ROCHESTER, NY (WROC) – As of April 1, Shipping lanes from Lake Ontario through the St. Lawrence seaway are now open. This is two weeks behind from a normal year thanks to push from organizations to keep outflows high through the winter and spring. Ideally, that would help prevent future flooding on Lake Ontario like what happened in both 2017 and 2019.
The International Lake Ontario-St. Lawrence River Board (a subsidiary of the International Joint Commission, IJC) regulates Lake Ontario outflow on the Moses-Saunders Dam along the St. Lawrence river. They said in a newsletter that outflows were allowed to be near or above record highs for the season thanks to a milder winter and less ice formation. Infrequent freeze/thaw cycles from a warm season allow higher outflows since the threat of ice jams lowers.
Many different factors are taken into consideration when it comes to managing outflows. That includes those along the southern shores of Lake Ontario, wildlife habitat, and shipping among others. The seaway corporation decides when the shipping season begins based on how water flows are being managed by the IJC. They made the decision to push back the start of the season from March 20 to April 1.

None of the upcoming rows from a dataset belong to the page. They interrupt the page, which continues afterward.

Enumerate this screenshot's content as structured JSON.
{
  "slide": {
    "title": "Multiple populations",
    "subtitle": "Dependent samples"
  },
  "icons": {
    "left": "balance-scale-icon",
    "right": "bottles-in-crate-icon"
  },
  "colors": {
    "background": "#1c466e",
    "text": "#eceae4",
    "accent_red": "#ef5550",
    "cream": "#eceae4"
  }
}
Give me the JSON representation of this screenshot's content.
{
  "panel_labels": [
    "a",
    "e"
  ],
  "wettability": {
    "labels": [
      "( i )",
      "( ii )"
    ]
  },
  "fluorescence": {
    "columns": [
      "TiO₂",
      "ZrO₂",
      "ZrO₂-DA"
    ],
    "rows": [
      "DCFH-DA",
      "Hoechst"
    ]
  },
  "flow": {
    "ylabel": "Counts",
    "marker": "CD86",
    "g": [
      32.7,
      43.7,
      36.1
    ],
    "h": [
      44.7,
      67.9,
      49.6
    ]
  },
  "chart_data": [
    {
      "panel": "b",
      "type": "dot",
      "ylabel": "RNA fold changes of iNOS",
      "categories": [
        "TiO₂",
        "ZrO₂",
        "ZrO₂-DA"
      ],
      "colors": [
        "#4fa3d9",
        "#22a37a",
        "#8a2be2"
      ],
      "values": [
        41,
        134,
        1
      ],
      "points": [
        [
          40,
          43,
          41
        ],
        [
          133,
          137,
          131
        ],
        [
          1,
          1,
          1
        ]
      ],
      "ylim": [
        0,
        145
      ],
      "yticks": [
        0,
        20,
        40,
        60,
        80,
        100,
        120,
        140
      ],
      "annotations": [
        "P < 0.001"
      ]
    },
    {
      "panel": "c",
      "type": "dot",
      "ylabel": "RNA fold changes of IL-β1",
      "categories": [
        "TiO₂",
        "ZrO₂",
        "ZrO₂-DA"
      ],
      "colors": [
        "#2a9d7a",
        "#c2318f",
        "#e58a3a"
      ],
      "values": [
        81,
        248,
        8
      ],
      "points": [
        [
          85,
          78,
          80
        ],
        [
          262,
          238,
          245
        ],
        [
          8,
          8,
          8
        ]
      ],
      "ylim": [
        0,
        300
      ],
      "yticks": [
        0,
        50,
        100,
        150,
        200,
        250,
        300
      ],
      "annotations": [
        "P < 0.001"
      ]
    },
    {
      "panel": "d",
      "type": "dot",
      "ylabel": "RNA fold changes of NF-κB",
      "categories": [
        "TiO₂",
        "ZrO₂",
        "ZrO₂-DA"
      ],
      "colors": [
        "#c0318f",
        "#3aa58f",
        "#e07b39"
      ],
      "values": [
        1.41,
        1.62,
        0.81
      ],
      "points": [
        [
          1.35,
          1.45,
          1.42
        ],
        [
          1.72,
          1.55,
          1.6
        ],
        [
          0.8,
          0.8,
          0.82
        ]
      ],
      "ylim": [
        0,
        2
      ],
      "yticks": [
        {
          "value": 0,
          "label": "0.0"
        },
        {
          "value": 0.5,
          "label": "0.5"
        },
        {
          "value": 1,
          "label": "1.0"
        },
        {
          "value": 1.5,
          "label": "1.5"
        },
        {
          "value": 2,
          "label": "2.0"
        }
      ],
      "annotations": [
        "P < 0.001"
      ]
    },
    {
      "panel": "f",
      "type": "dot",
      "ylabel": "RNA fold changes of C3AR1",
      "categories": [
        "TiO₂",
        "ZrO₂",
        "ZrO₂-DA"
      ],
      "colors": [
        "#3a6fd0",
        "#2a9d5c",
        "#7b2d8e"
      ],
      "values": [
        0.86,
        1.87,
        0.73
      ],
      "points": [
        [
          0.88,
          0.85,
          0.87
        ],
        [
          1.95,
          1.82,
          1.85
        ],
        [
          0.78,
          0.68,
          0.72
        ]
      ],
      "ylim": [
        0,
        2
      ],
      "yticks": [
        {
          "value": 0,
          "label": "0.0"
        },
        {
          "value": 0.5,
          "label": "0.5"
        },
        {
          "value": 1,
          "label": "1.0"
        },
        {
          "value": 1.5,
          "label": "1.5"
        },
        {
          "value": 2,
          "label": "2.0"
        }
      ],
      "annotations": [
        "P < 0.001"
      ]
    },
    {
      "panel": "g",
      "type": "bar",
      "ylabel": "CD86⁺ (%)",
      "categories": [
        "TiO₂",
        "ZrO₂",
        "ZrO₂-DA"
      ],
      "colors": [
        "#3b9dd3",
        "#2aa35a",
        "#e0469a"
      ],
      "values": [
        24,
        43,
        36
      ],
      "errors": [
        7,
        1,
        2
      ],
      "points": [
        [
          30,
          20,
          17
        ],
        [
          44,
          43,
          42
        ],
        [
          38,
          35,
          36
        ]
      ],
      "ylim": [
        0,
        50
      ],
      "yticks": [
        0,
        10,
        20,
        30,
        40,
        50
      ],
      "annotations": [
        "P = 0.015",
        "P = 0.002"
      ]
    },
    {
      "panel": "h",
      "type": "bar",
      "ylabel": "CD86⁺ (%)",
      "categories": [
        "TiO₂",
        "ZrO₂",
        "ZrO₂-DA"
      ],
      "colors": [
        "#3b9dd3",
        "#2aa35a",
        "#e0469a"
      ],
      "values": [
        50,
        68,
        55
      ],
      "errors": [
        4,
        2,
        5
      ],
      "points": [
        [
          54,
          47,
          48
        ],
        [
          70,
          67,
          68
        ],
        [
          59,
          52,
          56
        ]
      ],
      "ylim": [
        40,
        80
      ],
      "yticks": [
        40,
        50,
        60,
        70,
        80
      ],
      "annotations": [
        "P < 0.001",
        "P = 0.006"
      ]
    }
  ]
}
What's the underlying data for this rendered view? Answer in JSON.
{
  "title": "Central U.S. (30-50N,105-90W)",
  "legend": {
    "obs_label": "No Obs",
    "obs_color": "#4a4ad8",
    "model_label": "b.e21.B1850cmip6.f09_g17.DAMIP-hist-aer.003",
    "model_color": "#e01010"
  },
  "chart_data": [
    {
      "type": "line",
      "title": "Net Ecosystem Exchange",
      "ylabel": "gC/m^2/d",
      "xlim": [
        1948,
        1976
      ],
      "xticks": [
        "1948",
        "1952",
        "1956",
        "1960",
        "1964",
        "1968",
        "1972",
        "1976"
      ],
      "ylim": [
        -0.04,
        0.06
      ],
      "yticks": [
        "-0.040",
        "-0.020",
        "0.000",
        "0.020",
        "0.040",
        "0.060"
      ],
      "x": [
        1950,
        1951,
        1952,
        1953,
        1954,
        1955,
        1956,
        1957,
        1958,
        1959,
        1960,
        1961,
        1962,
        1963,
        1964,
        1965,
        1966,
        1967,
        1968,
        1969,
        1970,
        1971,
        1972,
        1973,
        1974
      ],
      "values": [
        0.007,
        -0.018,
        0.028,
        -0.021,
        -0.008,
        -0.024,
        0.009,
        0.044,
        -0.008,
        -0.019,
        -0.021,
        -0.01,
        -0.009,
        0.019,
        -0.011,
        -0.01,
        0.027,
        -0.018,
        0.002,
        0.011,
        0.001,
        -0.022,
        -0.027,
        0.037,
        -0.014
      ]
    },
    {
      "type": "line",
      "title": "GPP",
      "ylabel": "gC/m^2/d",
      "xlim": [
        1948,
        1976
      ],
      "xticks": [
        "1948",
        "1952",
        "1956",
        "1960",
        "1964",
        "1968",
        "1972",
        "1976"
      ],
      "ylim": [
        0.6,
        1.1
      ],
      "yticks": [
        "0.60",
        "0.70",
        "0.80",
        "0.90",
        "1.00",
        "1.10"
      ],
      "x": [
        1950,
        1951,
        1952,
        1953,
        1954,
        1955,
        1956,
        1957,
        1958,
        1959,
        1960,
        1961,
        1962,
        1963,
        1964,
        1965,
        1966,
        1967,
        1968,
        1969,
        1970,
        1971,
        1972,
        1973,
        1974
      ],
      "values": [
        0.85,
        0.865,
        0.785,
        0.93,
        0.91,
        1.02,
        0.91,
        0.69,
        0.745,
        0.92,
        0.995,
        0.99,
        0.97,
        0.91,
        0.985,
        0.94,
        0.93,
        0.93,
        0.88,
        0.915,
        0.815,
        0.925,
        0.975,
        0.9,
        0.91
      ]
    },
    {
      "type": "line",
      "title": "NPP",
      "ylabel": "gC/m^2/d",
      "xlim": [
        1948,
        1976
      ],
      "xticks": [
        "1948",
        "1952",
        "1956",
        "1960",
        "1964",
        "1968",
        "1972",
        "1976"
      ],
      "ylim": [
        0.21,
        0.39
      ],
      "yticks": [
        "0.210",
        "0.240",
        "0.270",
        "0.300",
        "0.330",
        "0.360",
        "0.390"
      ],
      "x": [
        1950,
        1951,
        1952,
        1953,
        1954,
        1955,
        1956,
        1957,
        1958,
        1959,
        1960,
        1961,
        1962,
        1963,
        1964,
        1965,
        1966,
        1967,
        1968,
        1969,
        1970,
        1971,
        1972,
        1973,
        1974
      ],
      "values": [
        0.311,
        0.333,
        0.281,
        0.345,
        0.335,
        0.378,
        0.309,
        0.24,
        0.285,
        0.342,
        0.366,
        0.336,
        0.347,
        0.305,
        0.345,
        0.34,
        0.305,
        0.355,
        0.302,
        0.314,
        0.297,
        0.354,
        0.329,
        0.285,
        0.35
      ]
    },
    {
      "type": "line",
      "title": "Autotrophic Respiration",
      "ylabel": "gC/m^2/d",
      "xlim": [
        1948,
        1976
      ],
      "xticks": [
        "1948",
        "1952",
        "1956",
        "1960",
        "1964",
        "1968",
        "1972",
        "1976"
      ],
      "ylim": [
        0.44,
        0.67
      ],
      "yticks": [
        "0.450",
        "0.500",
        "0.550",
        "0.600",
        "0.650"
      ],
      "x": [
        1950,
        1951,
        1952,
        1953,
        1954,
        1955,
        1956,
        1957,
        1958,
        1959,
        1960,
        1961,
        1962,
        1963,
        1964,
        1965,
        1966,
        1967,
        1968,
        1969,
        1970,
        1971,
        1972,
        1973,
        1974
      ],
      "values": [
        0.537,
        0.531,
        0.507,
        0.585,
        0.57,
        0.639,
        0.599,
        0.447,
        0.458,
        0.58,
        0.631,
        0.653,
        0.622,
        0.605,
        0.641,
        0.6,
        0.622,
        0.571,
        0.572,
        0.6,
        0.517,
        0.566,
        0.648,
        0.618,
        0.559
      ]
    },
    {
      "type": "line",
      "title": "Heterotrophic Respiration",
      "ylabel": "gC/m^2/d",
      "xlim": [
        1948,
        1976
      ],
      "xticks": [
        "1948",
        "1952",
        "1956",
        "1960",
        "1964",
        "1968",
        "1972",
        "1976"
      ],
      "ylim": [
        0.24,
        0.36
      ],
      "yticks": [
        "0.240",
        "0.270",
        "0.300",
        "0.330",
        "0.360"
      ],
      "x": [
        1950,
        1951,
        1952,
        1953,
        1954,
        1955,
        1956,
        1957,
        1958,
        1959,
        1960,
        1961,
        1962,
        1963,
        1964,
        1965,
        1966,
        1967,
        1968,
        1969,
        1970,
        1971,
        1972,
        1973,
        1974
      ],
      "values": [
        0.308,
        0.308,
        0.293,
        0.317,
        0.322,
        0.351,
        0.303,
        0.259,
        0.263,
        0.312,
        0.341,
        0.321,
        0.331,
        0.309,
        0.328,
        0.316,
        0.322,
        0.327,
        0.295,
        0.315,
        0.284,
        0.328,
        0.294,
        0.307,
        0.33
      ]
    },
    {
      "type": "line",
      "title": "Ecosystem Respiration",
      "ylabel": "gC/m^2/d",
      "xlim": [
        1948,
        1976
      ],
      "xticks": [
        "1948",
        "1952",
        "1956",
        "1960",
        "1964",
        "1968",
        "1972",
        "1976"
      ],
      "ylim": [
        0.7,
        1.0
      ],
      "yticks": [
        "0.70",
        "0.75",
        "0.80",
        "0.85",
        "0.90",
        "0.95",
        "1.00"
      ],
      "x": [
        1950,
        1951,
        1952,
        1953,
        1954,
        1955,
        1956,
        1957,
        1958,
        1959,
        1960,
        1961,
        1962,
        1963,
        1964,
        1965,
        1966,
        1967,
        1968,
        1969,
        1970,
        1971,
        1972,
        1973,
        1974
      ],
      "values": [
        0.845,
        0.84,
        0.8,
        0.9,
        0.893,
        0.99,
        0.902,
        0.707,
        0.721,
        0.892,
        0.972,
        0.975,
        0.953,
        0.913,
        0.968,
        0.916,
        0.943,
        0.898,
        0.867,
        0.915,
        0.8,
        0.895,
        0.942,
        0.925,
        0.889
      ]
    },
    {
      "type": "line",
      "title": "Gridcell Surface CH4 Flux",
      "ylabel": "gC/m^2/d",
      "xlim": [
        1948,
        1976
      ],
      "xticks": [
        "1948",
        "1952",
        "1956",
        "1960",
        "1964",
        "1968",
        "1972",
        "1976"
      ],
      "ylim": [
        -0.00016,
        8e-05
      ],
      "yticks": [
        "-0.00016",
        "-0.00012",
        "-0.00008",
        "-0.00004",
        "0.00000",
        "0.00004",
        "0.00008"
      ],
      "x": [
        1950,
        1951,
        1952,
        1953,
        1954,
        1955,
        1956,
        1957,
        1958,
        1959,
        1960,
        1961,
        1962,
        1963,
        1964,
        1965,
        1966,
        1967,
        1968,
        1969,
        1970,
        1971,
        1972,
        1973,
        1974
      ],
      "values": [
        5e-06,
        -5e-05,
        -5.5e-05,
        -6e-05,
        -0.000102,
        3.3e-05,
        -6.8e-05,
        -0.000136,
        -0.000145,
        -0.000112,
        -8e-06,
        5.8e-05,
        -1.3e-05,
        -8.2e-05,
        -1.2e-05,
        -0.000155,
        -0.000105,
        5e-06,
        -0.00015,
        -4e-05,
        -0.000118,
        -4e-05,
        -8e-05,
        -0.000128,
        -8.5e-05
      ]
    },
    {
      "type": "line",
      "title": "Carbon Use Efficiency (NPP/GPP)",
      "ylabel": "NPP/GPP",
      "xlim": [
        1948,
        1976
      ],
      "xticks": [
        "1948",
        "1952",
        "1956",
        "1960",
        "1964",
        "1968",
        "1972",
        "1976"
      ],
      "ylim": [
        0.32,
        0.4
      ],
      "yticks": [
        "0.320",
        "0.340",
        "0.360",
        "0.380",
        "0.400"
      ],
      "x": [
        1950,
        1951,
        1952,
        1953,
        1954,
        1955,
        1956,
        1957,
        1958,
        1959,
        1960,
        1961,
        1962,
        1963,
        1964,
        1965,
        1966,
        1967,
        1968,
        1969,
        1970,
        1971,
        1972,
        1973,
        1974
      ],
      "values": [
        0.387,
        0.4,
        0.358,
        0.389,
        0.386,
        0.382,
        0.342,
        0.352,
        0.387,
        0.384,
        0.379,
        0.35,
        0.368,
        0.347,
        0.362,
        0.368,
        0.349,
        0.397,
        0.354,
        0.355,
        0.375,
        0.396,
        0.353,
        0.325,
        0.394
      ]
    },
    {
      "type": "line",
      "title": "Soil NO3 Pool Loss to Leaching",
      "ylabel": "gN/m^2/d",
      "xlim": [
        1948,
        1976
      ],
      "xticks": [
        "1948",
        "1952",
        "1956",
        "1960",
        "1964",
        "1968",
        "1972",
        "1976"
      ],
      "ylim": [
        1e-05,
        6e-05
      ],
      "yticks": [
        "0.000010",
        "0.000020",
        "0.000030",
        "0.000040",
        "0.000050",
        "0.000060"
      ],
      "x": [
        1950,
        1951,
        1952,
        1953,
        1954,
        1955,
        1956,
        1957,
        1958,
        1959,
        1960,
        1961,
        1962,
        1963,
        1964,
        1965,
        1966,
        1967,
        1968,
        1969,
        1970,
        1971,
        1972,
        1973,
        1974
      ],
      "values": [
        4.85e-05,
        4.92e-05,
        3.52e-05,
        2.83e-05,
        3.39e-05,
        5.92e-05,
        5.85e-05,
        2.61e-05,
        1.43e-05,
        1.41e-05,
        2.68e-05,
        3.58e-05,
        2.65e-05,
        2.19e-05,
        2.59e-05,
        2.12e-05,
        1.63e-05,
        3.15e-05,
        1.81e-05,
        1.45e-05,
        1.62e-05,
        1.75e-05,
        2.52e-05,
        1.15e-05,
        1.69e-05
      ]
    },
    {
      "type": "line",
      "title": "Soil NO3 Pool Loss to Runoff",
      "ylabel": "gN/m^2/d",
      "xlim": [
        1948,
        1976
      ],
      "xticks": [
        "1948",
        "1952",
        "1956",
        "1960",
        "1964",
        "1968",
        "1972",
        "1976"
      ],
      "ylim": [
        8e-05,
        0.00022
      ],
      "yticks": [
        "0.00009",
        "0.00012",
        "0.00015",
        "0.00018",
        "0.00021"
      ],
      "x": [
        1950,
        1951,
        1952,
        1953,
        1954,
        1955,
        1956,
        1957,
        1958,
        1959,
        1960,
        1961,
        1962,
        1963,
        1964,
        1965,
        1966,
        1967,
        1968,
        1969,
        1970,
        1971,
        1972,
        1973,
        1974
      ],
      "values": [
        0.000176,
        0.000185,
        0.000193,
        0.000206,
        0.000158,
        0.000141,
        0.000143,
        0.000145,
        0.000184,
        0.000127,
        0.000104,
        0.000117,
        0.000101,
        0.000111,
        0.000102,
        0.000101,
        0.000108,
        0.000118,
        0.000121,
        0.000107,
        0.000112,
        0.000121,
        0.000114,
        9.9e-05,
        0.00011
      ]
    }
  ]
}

Among many factors, this took into account the potential of water levels remaining high and high outflow potential later in the shipping season. According to Bryce Carmichael, “The impacts are not as high as they would be in the middle of the season,” said Carmichael, US secretary of the Lake Ontario-St. Lawrence River Board and civil engineer for the US Army Corps of Engineers. “So part of the calculation on their part took into account that having more water removed now makes the risk lower in the mid season summer months.” Getting more water out now could prevent from shipping problems down the road if more water needs to be let out come peak shipping season in June, July, and August.
See below how 2020 outflow has remained higher than the past 3 years. While there was significant volatility, outflow was near the record set in the summers of 2017 and 2019.
According to the Army Corps of Engineers, the Lake Ontario water level is over a foot above average and is forecast to rise another 6-8 inches by the end of the month.